Гаснет, как сын в отце, свет, загорожен мной,

Там, в земляном дворце буду тебе женой.

Примет могила-мать, но, отходя ко сну,

Сможешь ли обменять славу на тишину?

 

Ворох сухих сердец ветер сметет метлой,

Резкий, как Dire Straits, розовый, как Pink Floyd.

Звуки влетают в рот, нёбо твоё скобля –

Ты это или тот, что застрелил тебя?

 

_____

* «Я сломан, я хочу домой» (англ.), Beach Boys.

** «Заставили ли тебя обменять твоих героев на призраков?» (англ.), Pink Floyd, «Wish you were here».

 

Куст

 

На куст – в росе как в утренних слезах

(Сны у куста – шуршащие, как мыши) –

Ложится тень о четырёх углах,

Как одеяло, сброшенное крышей.

 

Куст, просыпаясь, ищет первый луч,

Затягиваясь им, как сигаретой

Хозяйка дома.

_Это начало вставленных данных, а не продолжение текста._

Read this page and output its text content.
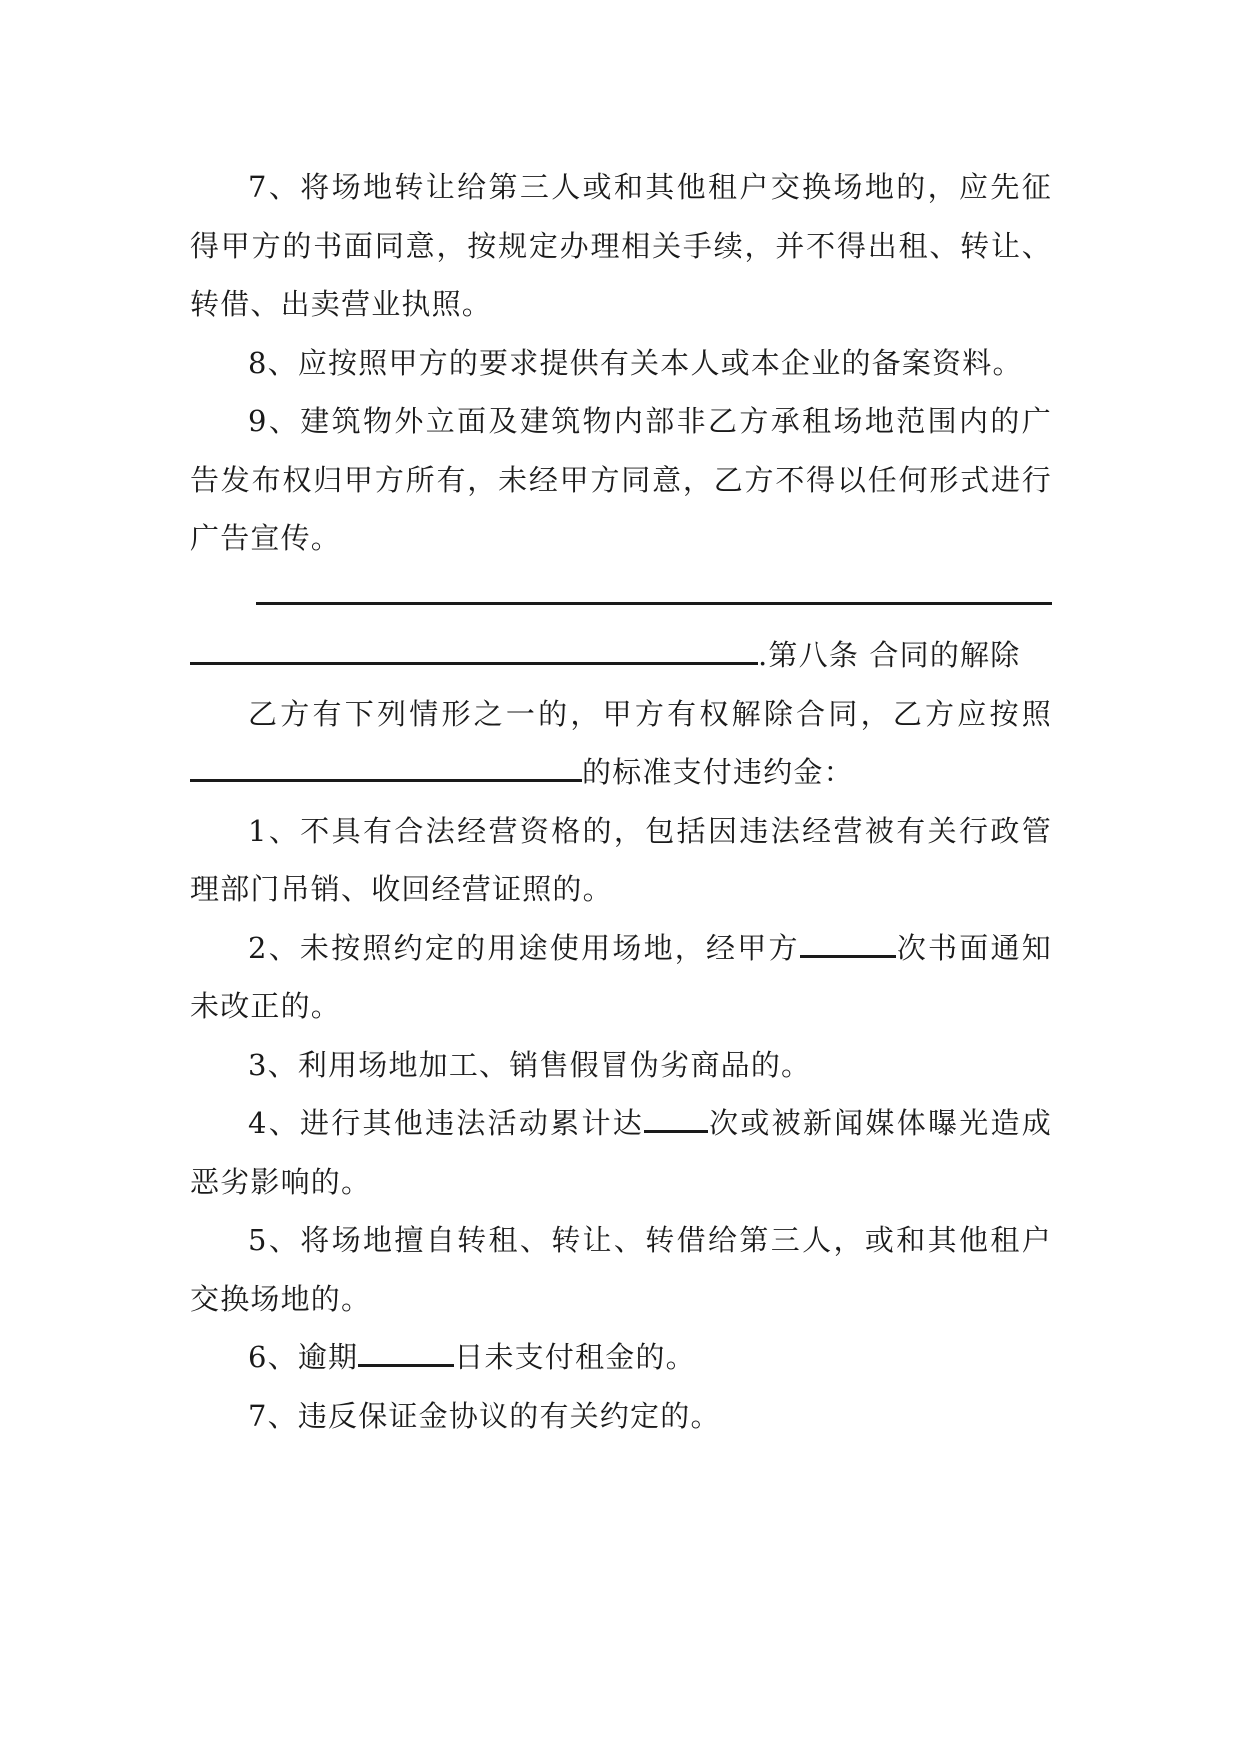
7、将场地转让给第三人或和其他租户交换场地的，应先征得甲方的书面同意，按规定办理相关手续，并不得出租、转让、转借、出卖营业执照。

8、应按照甲方的要求提供有关本人或本企业的备案资料。

9、建筑物外立面及建筑物内部非乙方承租场地范围内的广告发布权归甲方所有，未经甲方同意，乙方不得以任何形式进行广告宣传。

.第八条 合同的解除

乙方有下列情形之一的，甲方有权解除合同，乙方应按照的标准支付违约金：

1、不具有合法经营资格的，包括因违法经营被有关行政管理部门吊销、收回经营证照的。

2、未按照约定的用途使用场地，经甲方	次书面通知未改正的。

3、利用场地加工、销售假冒伪劣商品的。

4、进行其他违法活动累计达 次或被新闻媒体曝光造成恶劣影响的。

5、将场地擅自转租、转让、转借给第三人，或和其他租户交换场地的。

6、逾期	日未支付租金的。

7、违反保证金协议的有关约定的。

Будет день тягуч,

В ленивых хлопьях тающего света.

 

Но вдруг хозяйка приоткроет дверь,

И шум, скользя вдоль стенки, как по насту,

Обнимет куст, соединив сквозь щель

И дом с кустом, и частное с не частным.

 

И куст – тот куст, тот стражник на посту –

Прочь – как актёр, не выпросивший роли,

Врастает с корнем в гам и суету,

Как в камень мох, как в исповедь католик.

 

Он вобран весь в совсем иной уклад,

В порядок, уводящий от природы.

Так рубят лес, переправляя в сад,

Вот так сады идут под огороды.

 

С какой самоотверженностью он

Идёт к руке – мальком в реке, дитятем,

Всё принимающим, вбирающим, как сон

Вбирает свет от лампы у кровати.

 

И будет жизнь, змеясь и серебрясь, –

На ниточке, на волоске – по краю,

Где вечность-мать, над люлькою склонясь,

Певуче просит: «Полно, баю-баю...»

 

Лампа

 

     Чуть наклонясь, как птаха из гнезда,

Ещё не знающая, для чего даны ей

Те два заспинных млеющих пласта –

Крыла – в ещё необожжённой глине;

     Чуть изогнувшись, как хребет моста,

Проложенного для соединенья

Двух – «А» и «Б» – и глубь под ним пуста,

Кругла, как вздох без выдоха;

                                                поленья,

     Чуть разгорясь, разбрасывают свет

По всем углам – так щедро и фривольно,

Что темнота сжимается в кастет

В чужой руке;

                        бессонно и бессольно,

     Чуть серебрясь, как древний дальний плач,

Многоголосью этой ночью вверен, –

Так лампа над столом: и круг горяч,

И свет упруг, и стол под нею – черен.

 

 

* * *

 

Я устала...

Анна Ахматова

 

Лети и звени – мимо моих застав,

Где воины дышат в опущенные забрала,

Где воины спят... Oдёрнуть бы за рукав

И выдохнуть многоточием: «Я устала...»

 

Лети и звени, да сон не тревожь, у них –

По жёнам тоска, вся молодость – в чёрных латах.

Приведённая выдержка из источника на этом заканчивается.